Foto: IngBla (wikimedia/licensed under the Creative Commons Attribution-Share Alike 3.0 Unported)
Dänemark entzieht sich der Verantwortung
Die Färöer-Inseln sind eine teilautonome, „gleichberechtigte Nation“ des Königreichs Dänemark. Sie sind nicht Teil der EU. Jedoch ist Dänemark zuständig für Fiskal- und Verteidigungsfragen. „Dänemark könnte, wenn es wollte, die Färöer zwingen, die für Dänemark geltenden, strengen Schutzabkommen für Delfine in Europa einzuhalten.

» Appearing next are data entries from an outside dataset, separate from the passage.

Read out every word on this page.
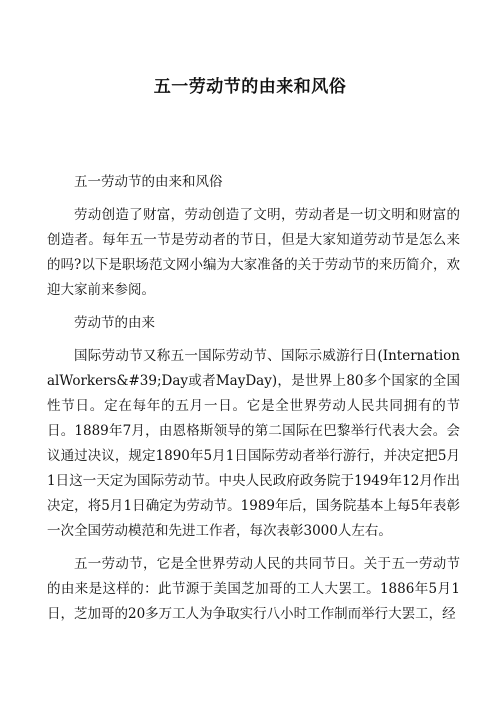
五一劳动节的由来和风俗

五一劳动节的由来和风俗

劳动创造了财富，劳动创造了文明，劳动者是一切文明和财富的创造者。每年五一节是劳动者的节日，但是大家知道劳动节是怎么来的吗?以下是职场范文网小编为大家准备的关于劳动节的来历简介，欢迎大家前来参阅。

劳动节的由来

国际劳动节又称五一国际劳动节、国际示威游行日(InternationalWorkers&#39;Day或者MayDay)，是世界上80多个国家的全国性节日。定在每年的五月一日。它是全世界劳动人民共同拥有的节日。1889年7月，由恩格斯领导的第二国际在巴黎举行代表大会。会议通过决议，规定1890年5月1日国际劳动者举行游行，并决定把5月1日这一天定为国际劳动节。中央人民政府政务院于1949年12月作出决定，将5月1日确定为劳动节。1989年后，国务院基本上每5年表彰一次全国劳动模范和先进工作者，每次表彰3000人左右。

五一劳动节，它是全世界劳动人民的共同节日。关于五一劳动节的由来是这样的：此节源于美国芝加哥的工人大罢工。1886年5月1日，芝加哥的20多万工人为争取实行八小时工作制而举行大罢工，经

Doch man schreckt aus Furcht vor damit verbundenen Protesten seit Jahrzehnten davor zurück, weist jede Verantwortung für die blutigen Grindadráps von sich“, meint Ulrich Karlowski.
Hochriskant: Verzehr von Delfinfleisch
Der Verzehr des Delfinfleisches ist für die rund 50.000 Inselbewohner mit erheblichen Gesundheitsrisiken verbunden. Denn das Fleisch von Grindwalen oder Weißseitendelfinen ist im Grunde Sondermüll. „Die Meeressäuger agieren auf der obersten Ebene der Nahrungsnetze im Meer. Daher akkumulieren sie Umweltgifte in Fett, Organen und Muskelgewebe“, sagt Ulrich Karlowski. „Sie sind vollgestopft mit Quecksilber, PCB, Kadmium oder Pestiziden wie Dieldrin“.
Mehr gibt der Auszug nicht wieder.